Pit bulls under scrutiny in Girard

GIRARD — After recent incidents involving pit bulls, including one killing another dog, city officials are cracking down on vicious canines — following guidelines from an ordinance originally approved in 1987.

Mayor James Melfi told city council this week that a pit bull has been running loose in the city, mainly in the Tod Avenue area and near Tod Park, and residents are complaining about the dog being aggressive.

He said an ordinance approved in July 1987 indicates that no resident should own and harbor a pit bull terrier.

“We have been getting some calls about dogs, which is not unusual in the spring. The dogs that have been bothersome have been pit bulls. We will not allow our citizens to be intimidated by dog owners who do not follow the law,” Melfi said.

Melfi said the incidents have occurred in the past couple of weeks, including the pit bull that killed another dog. He said police will be citing violators who do not control their aggressive dogs and let them run loose.

In other business, Councilman Sam Zirafi, chairman of the utilities committee, said the city will be addressing water-related capital improvement projects such as replacing aging and damaged waterlines, and working on water booster pumps and tanks.

He said after the city got out of fiscal emergency it was able to purchase needed equipment and vehicles for city departments and to fix city roads.

“Water is one area we have not done a lot with. We have COVID (relief) money coming to the city, which can help us. The committee needs to sit down with the administration and prioritize the projects. We need to begin doing something with infrastructure related to water since it is the oldest utility in the city — or we will begin having problems. We need to begin doing something now,” Zirafi said.

Girard has been told it will receive $1.81 million in relief money due to the ongoing pandemic.

He said the city already has refurbished one water tank and officials now need to make improvements to the lift stations and set aside money each year for identified water projects.

Councilman John Moliterno, finance committee chairman, said with additional money coming to the city it can address antiquated waterlines.
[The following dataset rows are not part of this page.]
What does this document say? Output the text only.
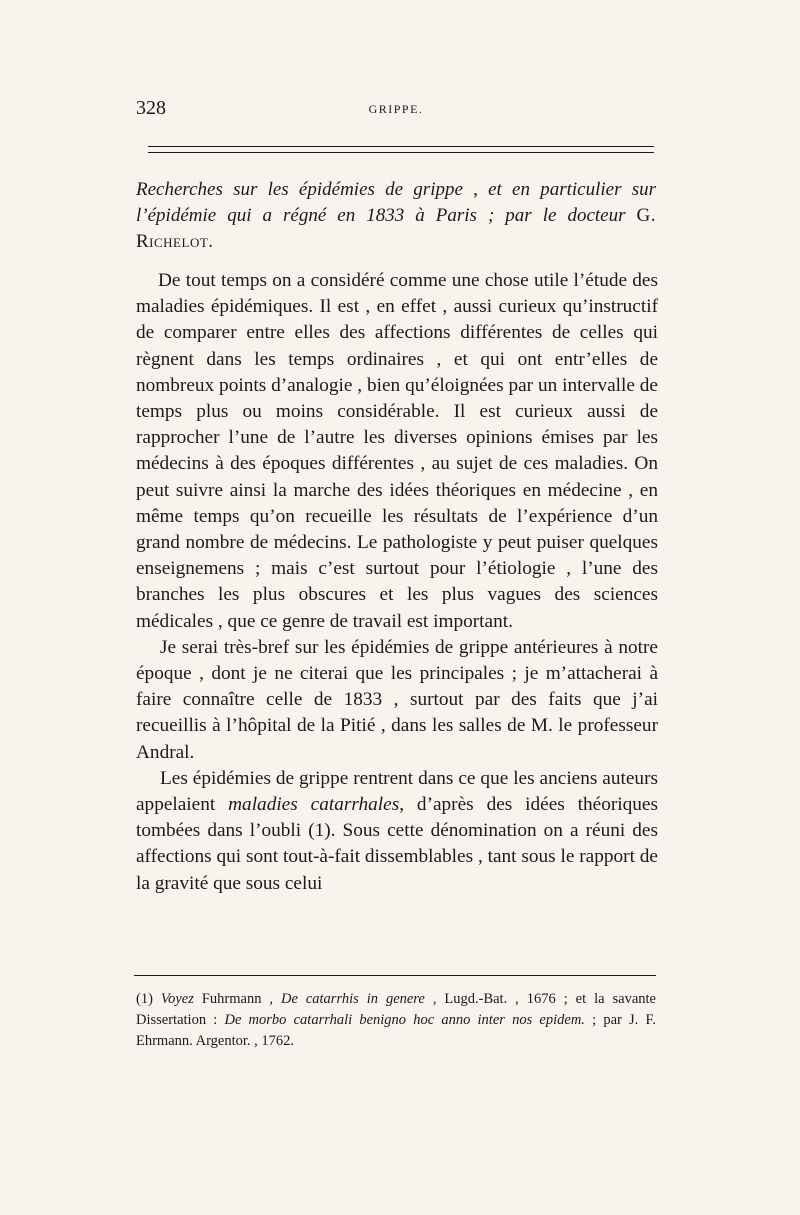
328	GRIPPE.
Recherches sur les épidémies de grippe , et en particulier sur l’épidémie qui a régné en 1833 à Paris ; par le docteur G. Richelot.

De tout temps on a considéré comme une chose utile l’étude des maladies épidémiques. Il est , en effet , aussi curieux qu’instructif de comparer entre elles des affections différentes de celles qui règnent dans les temps ordinaires , et qui ont entr’elles de nombreux points d’analogie , bien qu’éloignées par un intervalle de temps plus ou moins considérable. Il est curieux aussi de rapprocher l’une de l’autre les diverses opinions émises par les médecins à des époques différentes , au sujet de ces maladies. On peut suivre ainsi la marche des idées théoriques en médecine , en même temps qu’on recueille les résultats de l’expérience d’un grand nombre de médecins. Le pathologiste y peut puiser quelques enseignemens ; mais c’est surtout pour l’étiologie , l’une des branches les plus obscures et les plus vagues des sciences médicales , que ce genre de travail est important.

Je serai très-bref sur les épidémies de grippe antérieures à notre époque , dont je ne citerai que les principales ; je m’attacherai à faire connaître celle de 1833 , surtout par des faits que j’ai recueillis à l’hôpital de la Pitié , dans les salles de M. le professeur Andral.

Les épidémies de grippe rentrent dans ce que les anciens auteurs appelaient maladies catarrhales, d’après des idées théoriques tombées dans l’oubli (1). Sous cette dénomination on a réuni des affections qui sont tout-à-fait dissemblables , tant sous le rapport de la gravité que sous celui

(1) Voyez Fuhrmann , De catarrhis in genere , Lugd.-Bat. , 1676 ; et la savante Dissertation : De morbo catarrhali benigno hoc anno inter nos epidem. ; par J. F. Ehrmann. Argentor. , 1762.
“We need to set the dollars aside and begin to do these projects before they become an issue,” he said.

Melfi said the city may be able to get Ohio Public Works Commission funds to help cover projects, with the city having the funds to cover its local share for the project.

“If we have the local share, we are nearly guaranteed to get the OPWC funds,” he said.

Also, council will be submitting properties at 909 and 1047 Washington Ave. to the Trumbull County Combined Health District to proceed with their demolition because they are in poor condition.

Melfi also is contacting the state auditor’s office to get final income tax totals for 2020 in order to see where to best use the COVID-19 funds the city is to receive. He and Treasurer Mark Zuppo have been at odds over the final totals for last year.